Room shortage threatens 2032 Olympics as costs surge
Young Queensland developer Kenneth Wagner wants to build a much-needed hotel in Brisbane ahead of the 2032 Olympics and has a unique business model to make it work.
But the director of KPAT Hotels says he cannot compete with Brisbane’s housing developers for prime land in the heart of the city, with the region grappling with a critical shortage of hotel rooms.
“It’s no secret that residential developers in Brisbane can afford to pay more for land than hotel developers can,” Wagner said.
“If you put us against them, they would outbid us every day of the week. We can’t compete.”
This week Wagner opened the 180-room Avani Mooloolaba Beach Hotel on the Sunshine Coast; this hotel was the first internationally branded full-service hotel in the area in over 40 years.
Avani is the second new hotel to open in the Brisbane, Gold Coast and Sunshine Coast region in the past year, following the 208-room Mondrian, which opened in Burleigh Heads in June.
Wagner, whose father Dennis is a property magnate from Toowoomba and one of Australia’s richest families, said Avani was only possible because the Sunshine Coast Council made the land available exclusively to hotel developers.
“This meant: [the council] When we put it up for sale, we weren’t competing with residential developers or management rights developers in the market,” Wagner said.
“This is the only reason why we live here today in a hotel and not in a traditional seaside apartment building with deeded floors.
“We’re actually not ashamed to tell people that.

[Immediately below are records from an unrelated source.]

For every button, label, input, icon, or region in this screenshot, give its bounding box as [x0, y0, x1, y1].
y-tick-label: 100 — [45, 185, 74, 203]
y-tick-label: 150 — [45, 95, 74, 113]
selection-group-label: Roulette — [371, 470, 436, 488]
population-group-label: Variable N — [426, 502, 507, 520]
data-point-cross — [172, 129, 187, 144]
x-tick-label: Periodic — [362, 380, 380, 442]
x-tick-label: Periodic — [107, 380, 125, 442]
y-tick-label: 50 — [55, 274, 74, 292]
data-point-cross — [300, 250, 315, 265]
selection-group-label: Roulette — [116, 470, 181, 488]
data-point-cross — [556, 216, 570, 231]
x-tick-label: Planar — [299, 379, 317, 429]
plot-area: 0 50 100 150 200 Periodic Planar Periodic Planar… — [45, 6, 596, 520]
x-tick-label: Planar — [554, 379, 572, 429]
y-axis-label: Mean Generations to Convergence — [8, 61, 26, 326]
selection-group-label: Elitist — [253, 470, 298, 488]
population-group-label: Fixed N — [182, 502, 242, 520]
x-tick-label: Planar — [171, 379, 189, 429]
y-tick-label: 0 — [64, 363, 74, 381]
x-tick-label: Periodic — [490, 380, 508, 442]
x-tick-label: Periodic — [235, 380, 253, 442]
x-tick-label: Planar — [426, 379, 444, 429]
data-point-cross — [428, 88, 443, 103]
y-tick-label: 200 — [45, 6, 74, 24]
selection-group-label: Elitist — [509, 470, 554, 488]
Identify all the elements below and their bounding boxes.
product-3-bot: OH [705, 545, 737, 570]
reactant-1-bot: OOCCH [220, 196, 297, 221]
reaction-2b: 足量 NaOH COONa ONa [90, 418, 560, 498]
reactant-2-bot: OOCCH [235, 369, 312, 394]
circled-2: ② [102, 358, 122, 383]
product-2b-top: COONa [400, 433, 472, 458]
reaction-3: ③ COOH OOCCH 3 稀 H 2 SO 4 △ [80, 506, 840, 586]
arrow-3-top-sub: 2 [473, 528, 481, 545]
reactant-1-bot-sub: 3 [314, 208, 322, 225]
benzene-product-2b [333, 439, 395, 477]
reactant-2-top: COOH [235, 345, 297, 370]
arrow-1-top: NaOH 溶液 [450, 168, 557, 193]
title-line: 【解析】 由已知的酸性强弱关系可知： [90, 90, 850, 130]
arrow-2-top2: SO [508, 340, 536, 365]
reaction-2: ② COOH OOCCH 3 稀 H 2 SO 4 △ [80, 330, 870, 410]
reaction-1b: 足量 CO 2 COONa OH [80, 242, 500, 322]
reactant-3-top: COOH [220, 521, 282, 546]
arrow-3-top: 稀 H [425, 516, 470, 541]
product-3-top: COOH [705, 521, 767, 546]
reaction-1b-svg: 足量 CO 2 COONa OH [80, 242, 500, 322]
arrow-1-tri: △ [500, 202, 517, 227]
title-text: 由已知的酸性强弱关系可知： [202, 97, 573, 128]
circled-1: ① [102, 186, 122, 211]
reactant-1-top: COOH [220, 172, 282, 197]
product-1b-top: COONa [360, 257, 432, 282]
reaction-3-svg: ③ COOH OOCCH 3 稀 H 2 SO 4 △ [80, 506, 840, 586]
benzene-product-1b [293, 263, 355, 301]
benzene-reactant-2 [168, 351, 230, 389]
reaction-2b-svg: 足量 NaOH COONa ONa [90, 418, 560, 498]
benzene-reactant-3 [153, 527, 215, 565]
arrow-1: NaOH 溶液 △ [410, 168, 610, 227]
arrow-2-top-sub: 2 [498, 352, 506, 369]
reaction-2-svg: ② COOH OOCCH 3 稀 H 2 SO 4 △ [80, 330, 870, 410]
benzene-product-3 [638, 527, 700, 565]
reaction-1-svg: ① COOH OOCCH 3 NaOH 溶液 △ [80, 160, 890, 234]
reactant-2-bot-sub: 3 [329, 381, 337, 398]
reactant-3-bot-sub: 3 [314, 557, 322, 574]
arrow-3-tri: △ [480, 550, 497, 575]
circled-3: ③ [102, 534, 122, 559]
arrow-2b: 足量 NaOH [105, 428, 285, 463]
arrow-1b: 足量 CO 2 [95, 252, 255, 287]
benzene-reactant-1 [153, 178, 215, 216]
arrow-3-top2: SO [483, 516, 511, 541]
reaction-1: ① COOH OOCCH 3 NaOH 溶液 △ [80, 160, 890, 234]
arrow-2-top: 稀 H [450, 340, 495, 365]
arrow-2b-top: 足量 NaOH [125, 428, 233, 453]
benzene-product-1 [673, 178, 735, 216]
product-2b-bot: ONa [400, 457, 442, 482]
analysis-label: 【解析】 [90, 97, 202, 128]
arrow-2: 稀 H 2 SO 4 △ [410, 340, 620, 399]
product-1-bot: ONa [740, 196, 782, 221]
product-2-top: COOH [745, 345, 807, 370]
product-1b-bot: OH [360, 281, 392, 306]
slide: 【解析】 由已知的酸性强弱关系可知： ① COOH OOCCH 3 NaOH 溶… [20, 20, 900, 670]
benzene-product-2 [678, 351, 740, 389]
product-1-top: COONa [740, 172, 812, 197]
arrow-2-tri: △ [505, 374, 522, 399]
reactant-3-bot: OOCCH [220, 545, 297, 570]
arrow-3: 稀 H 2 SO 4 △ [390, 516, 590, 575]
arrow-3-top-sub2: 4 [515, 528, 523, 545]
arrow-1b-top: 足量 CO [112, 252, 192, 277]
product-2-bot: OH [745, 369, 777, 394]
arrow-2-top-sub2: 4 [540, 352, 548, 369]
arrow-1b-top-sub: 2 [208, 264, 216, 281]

We didn’t get subsidies. We didn’t get discounts. What we did was we paid the most on that day for what the city wanted delivered on site.”
Unless serious steps are taken to deliver more projects, Queensland will face a shortfall of 14,700 hotel rooms needed by 2032. According to a new report released Wednesday by the Property Council of Australia..
Supply is already so tight that events such as the NRL Magic Round and the Brisbane Truck Show are driving a spike in room rates; An overnight stay in Brisbane cost visitors up to $900 last weekend.
Wagner, whose family built Toowoomba’s Wellcamp Airport and runs Oaks Hotels in regional Queensland, has called on all levels of government to make land in Brisbane’s CBD, South Bank and South Brisbane available to hotel developers, leaving areas such as Spring Hill and Woolloongabba for residential development.
“We would love a pre-Olympic presence in Brisbane if it was the right land,” he said.
“It doesn’t necessarily have to be somewhere by the river, definitely somewhere with a view of the river… but you need to be right in the center of the city.”
Wagner said building the Avani hotel in less than two years made it possible to close the accommodation gap before the Olympics.
“We need fast approvals. We need very little red tape, and the point is, we need the land allocated to us,” he said.
Property Council Queensland chief executive Jess Caire said the state’s hotel shortage was no longer a short-term slump but a long-term problem.
“There is demand, global interest is coming, but the rooms are not coming,” he said.
“Queensland’s hotel markets are doing exactly what we hoped they would – attracting visitors, increasing occupancy and delivering strong returns – but the supply response has completely stalled.”
Based on current trends, the planned pipeline will deliver only 9 percent of the government’s own long-term Target 2045 target of 40,000 rooms.
According to commercial real estate agency CBRE, construction costs for mid- and upper-class hotels have increased by nearly 40 percent since 2019; Another 18 percent increase is expected in 2026 and 2027.
“The gap between what a hotel costs to build and what it can earn is widening every month,” said Ally Gibson, head of hotels research at CBRE.
“Projects that did not accumulate last year accumulate even less today. The market is performing well; the construction economy has deteriorated.”
But Wagner found a viable alternative.
“Our model is a little different because we have a completely vertically integrated delivery model,” he said.
“We’re developers, we’re builders, we’re owners and we’re operators. That’s probably the main thing that allows us to compete where others can’t.”
Wagner said temporary accommodation options would be required for the Olympics, pointing to Sydney’s use of cruise ships for the 2000 Games.
“However, temporary accommodation on cruise ships docked in Hamilton cannot be our primary source of tourist accommodation,” he said.
According to the Property Council’s report, room-night demand in cities that hosted past Olympics was generally higher in the second and third years after the Games than during the event itself.